We took the deployment of our monitoring platform seriously. To keep it secure and well organized, we set it up in a separate AWS account with its own infrastructure. This decision helped us keep things isolated and allowed us to better manage costs and access.

We wanted to get as close as possible to the Grafana Cloud architecture, which has been developed and refined over many years and its design is proven. And the large community that surrounds it is a big advantage - lots of open source dashboards and plugins are ready to use!

We stuck to the following components:

Grafana for dashboards and visualization.
Prometheus & AlertManager for record metrics and alert processing.
Mimir as a long-term metric storage.
Loki for providing logs and Kubernetes events from the platform itself.
OpenTelemetry collector on the infrastructure side and SDK used in our Node.js applications for exporting custom metrics and traces.

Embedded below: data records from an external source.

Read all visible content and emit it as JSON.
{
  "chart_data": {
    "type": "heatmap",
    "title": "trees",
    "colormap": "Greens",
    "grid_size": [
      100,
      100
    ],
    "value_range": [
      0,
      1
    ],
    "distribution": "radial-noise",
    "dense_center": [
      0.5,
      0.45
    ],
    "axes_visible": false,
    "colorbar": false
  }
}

Using GitHub, Terraform, and Terramate for the deployment makes sure that every change is consistent for all environments and is easily revertible.

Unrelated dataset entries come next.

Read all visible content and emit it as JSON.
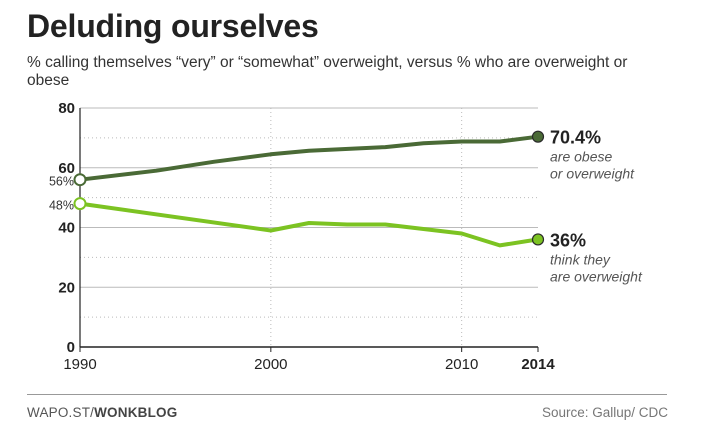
{
  "header": {
    "title": "Deluding ourselves",
    "subtitle": "% calling themselves “very” or “somewhat” overweight, versus % who are overweight or obese"
  },
  "footer": {
    "credit_prefix": "WAPO.ST/",
    "credit_brand": "WONKBLOG",
    "source": "Source: Gallup/ CDC"
  },
  "colors": {
    "obese_series": "#4a6a36",
    "perceived_series": "#7cc322",
    "axis": "#222222",
    "grid": "#bbbbbb",
    "start_marker_fill": "#ffffff"
  },
  "chart_data": {
    "type": "line",
    "xlim": [
      1990,
      2014
    ],
    "ylim": [
      0,
      80
    ],
    "x_ticks": [
      {
        "value": 1990,
        "label": "1990",
        "bold": false
      },
      {
        "value": 2000,
        "label": "2000",
        "bold": false
      },
      {
        "value": 2010,
        "label": "2010",
        "bold": false
      },
      {
        "value": 2014,
        "label": "2014",
        "bold": true
      }
    ],
    "y_ticks": [
      {
        "value": 0,
        "label": "0"
      },
      {
        "value": 20,
        "label": "20"
      },
      {
        "value": 40,
        "label": "40"
      },
      {
        "value": 60,
        "label": "60"
      },
      {
        "value": 80,
        "label": "80"
      }
    ],
    "y_gridlines": [
      10,
      30,
      50,
      70
    ],
    "x_gridlines": [
      2000,
      2010
    ],
    "series": [
      {
        "key": "obese",
        "points": [
          {
            "x": 1990,
            "y": 56
          },
          {
            "x": 1994,
            "y": 59
          },
          {
            "x": 1997,
            "y": 62
          },
          {
            "x": 2000,
            "y": 64.5
          },
          {
            "x": 2002,
            "y": 65.7
          },
          {
            "x": 2006,
            "y": 66.9
          },
          {
            "x": 2008,
            "y": 68.2
          },
          {
            "x": 2010,
            "y": 68.8
          },
          {
            "x": 2012,
            "y": 68.8
          },
          {
            "x": 2014,
            "y": 70.4
          }
        ],
        "start_label": "56%",
        "end_value_label": "70.4%",
        "end_note": "are obese or overweight"
      },
      {
        "key": "perceived",
        "points": [
          {
            "x": 1990,
            "y": 48
          },
          {
            "x": 2000,
            "y": 39
          },
          {
            "x": 2002,
            "y": 41.5
          },
          {
            "x": 2004,
            "y": 41
          },
          {
            "x": 2006,
            "y": 41
          },
          {
            "x": 2008,
            "y": 39.5
          },
          {
            "x": 2010,
            "y": 38
          },
          {
            "x": 2012,
            "y": 34
          },
          {
            "x": 2014,
            "y": 36
          }
        ],
        "start_label": "48%",
        "end_value_label": "36%",
        "end_note": "think they are overweight"
      }
    ]
  }
}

We simply call our platform "The Hub".

The platform runs on an EKS cluster with approximately 40 nodes using around 1 TB of memory and 250 CPU cores in total. We used the ARM architecture whenever possible. As a result, 80% of our nodes are ARM-based nodes (Graviton instances).

For our developers with ❤️

The platform is designed for our developers for everyday use. We've made sure they have everything they need from the start - for example, complete documentation and ready-made dashboards to make the transition as easy as possible.

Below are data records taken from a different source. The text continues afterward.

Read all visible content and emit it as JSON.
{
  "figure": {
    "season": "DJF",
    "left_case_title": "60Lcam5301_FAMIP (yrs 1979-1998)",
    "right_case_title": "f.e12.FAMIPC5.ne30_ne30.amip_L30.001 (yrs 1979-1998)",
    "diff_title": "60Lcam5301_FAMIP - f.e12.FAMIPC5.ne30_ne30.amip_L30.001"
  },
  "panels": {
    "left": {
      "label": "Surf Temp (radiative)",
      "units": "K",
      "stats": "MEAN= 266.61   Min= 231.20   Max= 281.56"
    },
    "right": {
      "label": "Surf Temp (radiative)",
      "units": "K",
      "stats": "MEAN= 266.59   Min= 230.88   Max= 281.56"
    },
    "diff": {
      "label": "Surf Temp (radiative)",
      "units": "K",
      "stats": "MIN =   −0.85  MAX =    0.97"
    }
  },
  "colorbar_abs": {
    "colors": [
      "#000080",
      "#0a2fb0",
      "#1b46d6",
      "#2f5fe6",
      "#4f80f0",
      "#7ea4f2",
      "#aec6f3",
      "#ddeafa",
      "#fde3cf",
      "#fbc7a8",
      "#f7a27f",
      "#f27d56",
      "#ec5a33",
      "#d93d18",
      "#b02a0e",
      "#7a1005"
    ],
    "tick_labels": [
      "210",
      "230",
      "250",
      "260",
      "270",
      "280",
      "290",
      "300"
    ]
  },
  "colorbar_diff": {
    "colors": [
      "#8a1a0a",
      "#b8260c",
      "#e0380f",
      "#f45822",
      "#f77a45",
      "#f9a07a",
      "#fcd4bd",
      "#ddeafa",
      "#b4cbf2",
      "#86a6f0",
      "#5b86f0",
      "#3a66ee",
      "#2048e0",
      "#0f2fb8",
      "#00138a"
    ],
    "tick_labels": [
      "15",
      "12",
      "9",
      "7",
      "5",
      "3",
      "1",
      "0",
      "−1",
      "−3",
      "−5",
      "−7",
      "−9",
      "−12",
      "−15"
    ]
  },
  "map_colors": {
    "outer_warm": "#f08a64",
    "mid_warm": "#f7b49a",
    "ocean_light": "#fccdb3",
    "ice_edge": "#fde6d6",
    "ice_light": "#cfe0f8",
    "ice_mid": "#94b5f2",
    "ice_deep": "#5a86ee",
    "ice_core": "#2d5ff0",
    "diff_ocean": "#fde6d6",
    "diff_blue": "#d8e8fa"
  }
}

Our developers don't have to learn new things - thanks to GitHub Actions and ArgoCD in the backend, they can create custom alerts directly from their favorite IDE.

In addition to many pre-made dashboards, focused especially on AWS and Kubernetes, developers have created more than 80 dashboards that provide different and customized views of Apify platform components. There are also more than 100 alerts that inform about any anomalous platform behavior.

Not all rosy

In 2016, Amazon CTO Werner Vogels said, "You build it, you run it." That's what we did, and it's put us in a loop where we can improve the platform very quickly based on feedback from our developers. On the other hand, we now maintain two platforms instead of one. This additional workload sometimes diverts resources and focus away from core improvements.

We were also forced to compromise. We originally wanted to build a platform that could do everything, so we deployed Grafana Tempo for traces as well, but combined with deploying the platform in three availability zones, we easily went over budget. We then made a few adjustments:

Moving to a single AZ (not overlapping with the Apify platform zones).
Aggregation of traces into metrics within OpenTelemetry Collector, so we lose the details of individual traces.

These steps limit the observability platform's feature set slightly, but they keep our costs within budget.

The migration took more than 6 months. Unfortunately, due to the complexity of the project, the estimation was not done perfectly. It required a lot of communication with different teams to gather suggestions and feedback. In addition, we were often competing with other priority infrastructure projects, such as certifications and audits, which made planning even more difficult.

Takeaways for the future

We always try to self-reflect after a big project or changes we've made during development. Based on this, we define some points that could help us to do our work more efficiently in the future. The following points aren't new, but they're almost always true 😀

Expect delays, always - Be prepared for longer migration times. A project that was supposed to take three months may stretch to six due to unexpected issues. Planning for potential delays will help you manage expectations and better allocate resources.
Keep it simple - When migrating, stick to the core features first. This approach helps save money, reduce complexity, and keep the project on track. You can always add more features later without making the migration more difficult.
Step by step - Try to break the migration into coherent parts that you can implement individually. After each part, validate it. Don't start too many things at once, you could get overwhelmed and stuck.